Inspired by our passionate guides, I fall hard for the Flinders as the trek unfolds. We wander rugged ranges and creek beds, gawping at giant, twisted Red River Gums sporting camouflage-patterned bark. Keen twitcher Kat helps us pick out the cry of the willie wagtail, laughing kookaburra and neon-chested red-capped robin. We learn about Arkaba’s conservation mission, balancing this working, 60,000-acre sheep station with a sanctuary for native animals on its land. Along the way we’re treated to snap-worthy wildlife sightings, as well as pinks, purples and mauves at sunset illuminating layers of delicate peaks. No need for Instagram filters.

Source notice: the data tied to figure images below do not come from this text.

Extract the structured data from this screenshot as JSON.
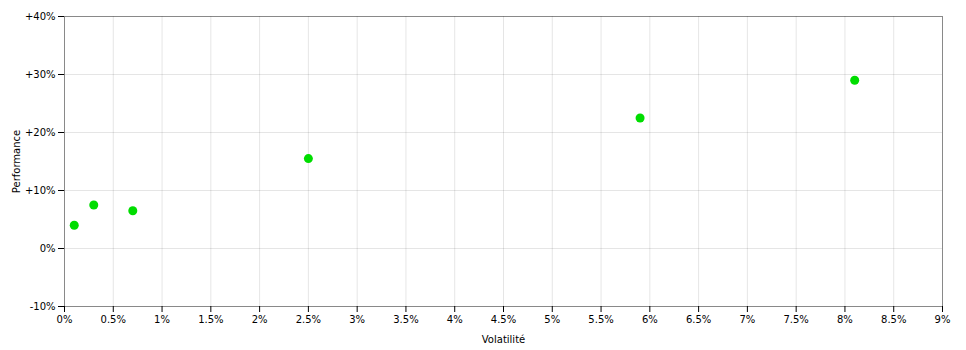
{
  "chart_data": {
    "type": "scatter",
    "x": [
      0.001,
      0.003,
      0.007,
      0.025,
      0.059,
      0.081
    ],
    "values": [
      0.04,
      0.075,
      0.065,
      0.155,
      0.225,
      0.29
    ],
    "color": "#00dd00",
    "marker": "circle",
    "xlabel": "Volatilité",
    "ylabel": "Performance",
    "xlim": [
      0.0,
      0.09
    ],
    "ylim": [
      -0.1,
      0.4
    ],
    "xticks": [
      {
        "value": 0.0,
        "label": "0%"
      },
      {
        "value": 0.005,
        "label": "0.5%"
      },
      {
        "value": 0.01,
        "label": "1%"
      },
      {
        "value": 0.015,
        "label": "1.5%"
      },
      {
        "value": 0.02,
        "label": "2%"
      },
      {
        "value": 0.025,
        "label": "2.5%"
      },
      {
        "value": 0.03,
        "label": "3%"
      },
      {
        "value": 0.035,
        "label": "3.5%"
      },
      {
        "value": 0.04,
        "label": "4%"
      },
      {
        "value": 0.045,
        "label": "4.5%"
      },
      {
        "value": 0.05,
        "label": "5%"
      },
      {
        "value": 0.055,
        "label": "5.5%"
      },
      {
        "value": 0.06,
        "label": "6%"
      },
      {
        "value": 0.065,
        "label": "6.5%"
      },
      {
        "value": 0.07,
        "label": "7%"
      },
      {
        "value": 0.075,
        "label": "7.5%"
      },
      {
        "value": 0.08,
        "label": "8%"
      },
      {
        "value": 0.085,
        "label": "8.5%"
      },
      {
        "value": 0.09,
        "label": "9%"
      }
    ],
    "yticks": [
      {
        "value": -0.1,
        "label": "-10%"
      },
      {
        "value": 0.0,
        "label": "0%"
      },
      {
        "value": 0.1,
        "label": "+10%"
      },
      {
        "value": 0.2,
        "label": "+20%"
      },
      {
        "value": 0.3,
        "label": "+30%"
      },
      {
        "value": 0.4,
        "label": "+40%"
      }
    ],
    "grid": true
  }
}
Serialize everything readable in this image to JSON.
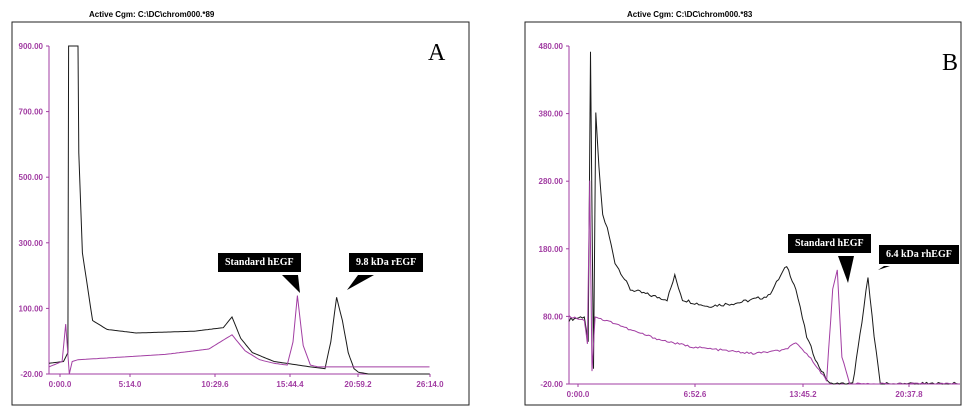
{
  "chart_data": [
    {
      "type": "line",
      "panel_label": "A",
      "header": "Active Cgm: C:\\DC\\chrom000.*89",
      "y_ticks": [
        "900.00",
        "700.00",
        "500.00",
        "300.00",
        "100.00",
        "-20.00"
      ],
      "x_ticks": [
        "0:00.0",
        "5:14.0",
        "10:29.6",
        "15:44.4",
        "20:59.2",
        "26:14.0"
      ],
      "ylim": [
        -20,
        900
      ],
      "xlim": [
        0,
        26.233
      ],
      "annotations": [
        "Standard hEGF",
        "9.8 kDa rEGF"
      ],
      "series": [
        {
          "color": "#1a1a1a",
          "x": [
            0,
            1.0,
            1.3,
            1.35,
            2.0,
            2.05,
            2.3,
            3.0,
            4.0,
            6.0,
            10.0,
            12.0,
            12.6,
            13.2,
            14.0,
            15.5,
            18.0,
            19.0,
            19.4,
            19.8,
            20.2,
            20.6,
            21.0,
            21.3,
            22.0,
            26.2
          ],
          "y": [
            10,
            15,
            40,
            900,
            900,
            600,
            320,
            130,
            105,
            95,
            100,
            110,
            140,
            80,
            40,
            15,
            0,
            -5,
            70,
            195,
            130,
            40,
            -5,
            -15,
            -20,
            -20
          ]
        },
        {
          "color": "#a23ea3",
          "x": [
            0,
            0.9,
            1.15,
            1.4,
            1.6,
            2.0,
            4.0,
            8.0,
            11.0,
            12.6,
            13.5,
            14.5,
            15.5,
            16.4,
            16.8,
            17.1,
            17.5,
            18.0,
            18.5,
            26.2
          ],
          "y": [
            0,
            15,
            120,
            -20,
            15,
            20,
            25,
            35,
            50,
            90,
            45,
            20,
            10,
            5,
            70,
            200,
            60,
            5,
            0,
            0
          ]
        }
      ]
    },
    {
      "type": "line",
      "panel_label": "B",
      "header": "Active Cgm: C:\\DC\\chrom000.*83",
      "y_ticks": [
        "480.00",
        "380.00",
        "280.00",
        "180.00",
        "80.00",
        "-20.00"
      ],
      "x_ticks": [
        "0:00.0",
        "6:52.6",
        "13:45.2",
        "20:37.8"
      ],
      "ylim": [
        -20,
        480
      ],
      "xlim": [
        0,
        25.5
      ],
      "annotations": [
        "Standard hEGF",
        "6.4 kDa rhEGF"
      ],
      "series": [
        {
          "color": "#1a1a1a",
          "x": [
            0,
            1.0,
            1.25,
            1.4,
            1.6,
            1.75,
            1.95,
            2.2,
            2.5,
            3.0,
            4.0,
            5.5,
            6.4,
            6.9,
            7.4,
            9.0,
            11.0,
            13.0,
            14.2,
            14.8,
            15.5,
            16.2,
            17.0,
            18.5,
            19.1,
            19.5,
            19.9,
            20.3,
            21.0,
            25.5
          ],
          "y": [
            75,
            80,
            40,
            470,
            0,
            380,
            300,
            230,
            210,
            160,
            120,
            110,
            105,
            140,
            105,
            95,
            100,
            110,
            155,
            120,
            50,
            10,
            -20,
            -20,
            70,
            140,
            50,
            -20,
            -20,
            -20
          ],
          "noise": 5
        },
        {
          "color": "#a23ea3",
          "x": [
            0,
            1.0,
            1.2,
            1.35,
            1.5,
            1.7,
            2.2,
            3.0,
            4.0,
            6.0,
            8.0,
            10.0,
            12.0,
            14.0,
            14.8,
            15.5,
            16.2,
            16.8,
            17.2,
            17.5,
            17.8,
            18.3,
            25.5
          ],
          "y": [
            80,
            75,
            40,
            280,
            0,
            80,
            75,
            70,
            60,
            45,
            35,
            30,
            25,
            30,
            40,
            25,
            5,
            -15,
            120,
            150,
            20,
            -20,
            -20
          ],
          "noise": 3
        }
      ]
    }
  ]
}
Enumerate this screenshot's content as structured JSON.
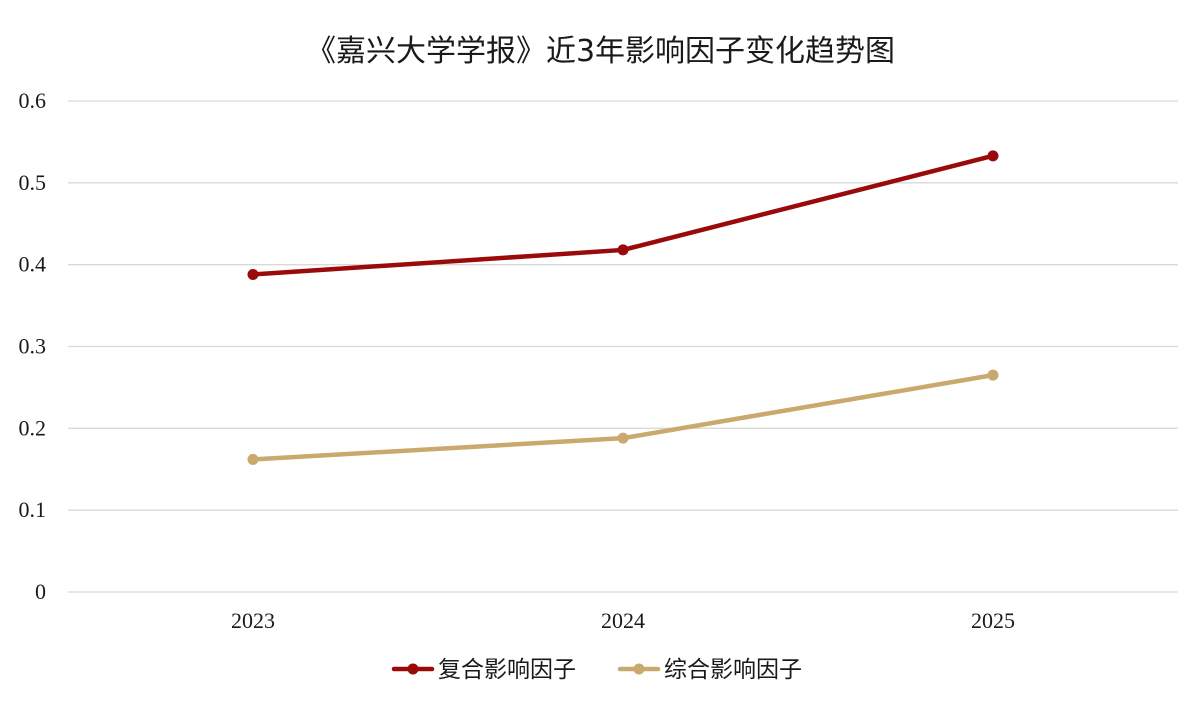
{
  "chart_data": {
    "type": "line",
    "title": "《嘉兴大学学报》近3年影响因子变化趋势图",
    "xlabel": "",
    "ylabel": "",
    "categories": [
      "2023",
      "2024",
      "2025"
    ],
    "ylim": [
      0,
      0.6
    ],
    "yticks": [
      "0",
      "0.1",
      "0.2",
      "0.3",
      "0.4",
      "0.5",
      "0.6"
    ],
    "grid": true,
    "legend_position": "bottom",
    "series": [
      {
        "name": "复合影响因子",
        "values": [
          0.388,
          0.418,
          0.533
        ],
        "color": "#9b0a0a"
      },
      {
        "name": "综合影响因子",
        "values": [
          0.162,
          0.188,
          0.265
        ],
        "color": "#c9a96e"
      }
    ]
  }
}
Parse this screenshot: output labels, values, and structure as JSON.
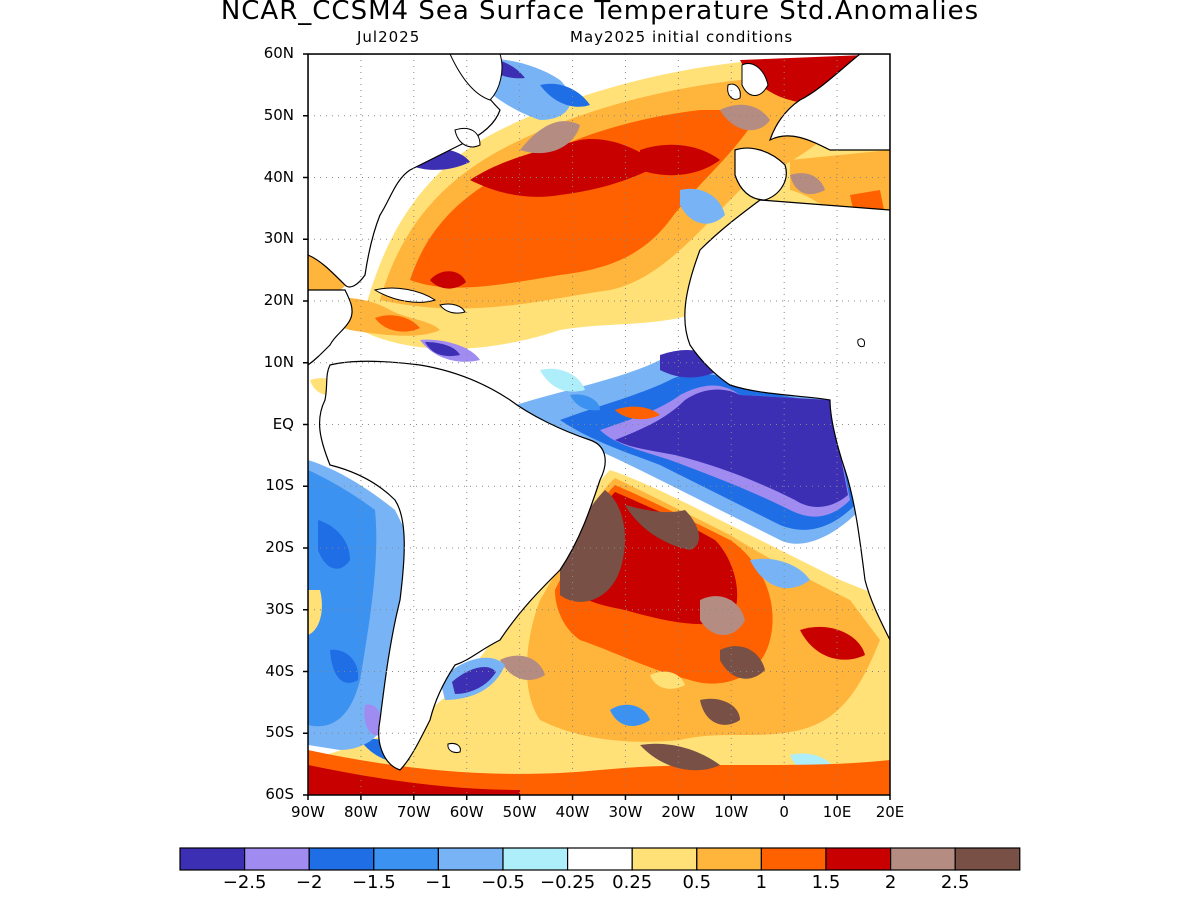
{
  "title": "NCAR_CCSM4 Sea Surface Temperature Std.Anomalies",
  "subtitle_left": "Jul2025",
  "subtitle_right": "May2025 initial conditions",
  "lat_labels": [
    "60N",
    "50N",
    "40N",
    "30N",
    "20N",
    "10N",
    "EQ",
    "10S",
    "20S",
    "30S",
    "40S",
    "50S",
    "60S"
  ],
  "lon_labels": [
    "90W",
    "80W",
    "70W",
    "60W",
    "50W",
    "40W",
    "30W",
    "20W",
    "10W",
    "0",
    "10E",
    "20E"
  ],
  "colorbar": {
    "colors": [
      "#3c2fb4",
      "#a08cf0",
      "#1f6ee6",
      "#3c92f0",
      "#78b4f5",
      "#aeeefa",
      "#ffffff",
      "#ffe178",
      "#ffb43c",
      "#ff6000",
      "#c80000",
      "#b48c82",
      "#785046"
    ],
    "labels": [
      "-2.5",
      "-2",
      "-1.5",
      "-1",
      "-0.5",
      "-0.25",
      "0.25",
      "0.5",
      "1",
      "1.5",
      "2",
      "2.5"
    ]
  },
  "map_extent": {
    "lon": [
      -90,
      20
    ],
    "lat": [
      -60,
      60
    ]
  }
}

Walk wrapped, we kick back for our last night at the heavenly homestead. Canapés and champagne at dusk? Don’t mind if I do. A dreamy dinner, peppered with local produce care of lodge chef Richard, at the convivial dining table? Cheers. A glass of red in the intimate library? Bliss. We even fit in a star-gazing session led by astronomy-geek Stuart, brandishing a Star Wars-esque laser to point out the constellations. If you think you see stars in the city, you’re sadly mistaken.

Natural thrills aside, this elegant 1850s homestead will appeal to style addicts. Its five rural-chic rooms have a strong sense of place, decked out with gum-nut curtain ties, old sheep shears and animal prints by a local artist. Creature features abound, from cowhide rugs to ostrich-egg lamp stands, merino bedheads and woolsack-wrapped bedside tables. Some boudoirs boast roll-top baths, but I’m content with the Chace Room’s toasty shower with vintage-glam gold taps. I sleep like a queen and rise to take tea on the mellow terrace, feeling like Scarlett O’Hara surveying Tara.

Rebooted by a breakfast of Nespresso coffee and tasty house-made bread, jam and Bircher muesli, I venture out with the homestead’s charismatic former owner Dean Rasheed for another trip to Wilpena Pound. We climb up to a look-out, then swing by Arkaba’s heritage woolshed, where you can still see shearing in season (Dean used to round up the sheep on a trailbike with his dogs). Finally, we four-wheel drive up the ridges to scope Wilpena at sunset.

Consummate hosting, fabulous food, romantic ranch living and natural eye-candy make Arkaba Station unforgettable. Sure, you may rough it a bit on the trail, but you can luxe it up at the homestead afterwards. Uluru may be Australia’s most iconic outback experience, but the Flinders Ranges are more accessible and far less touristy. We hardly see any other people during our adventures – and that’s just the way the kangaroos and emus like it.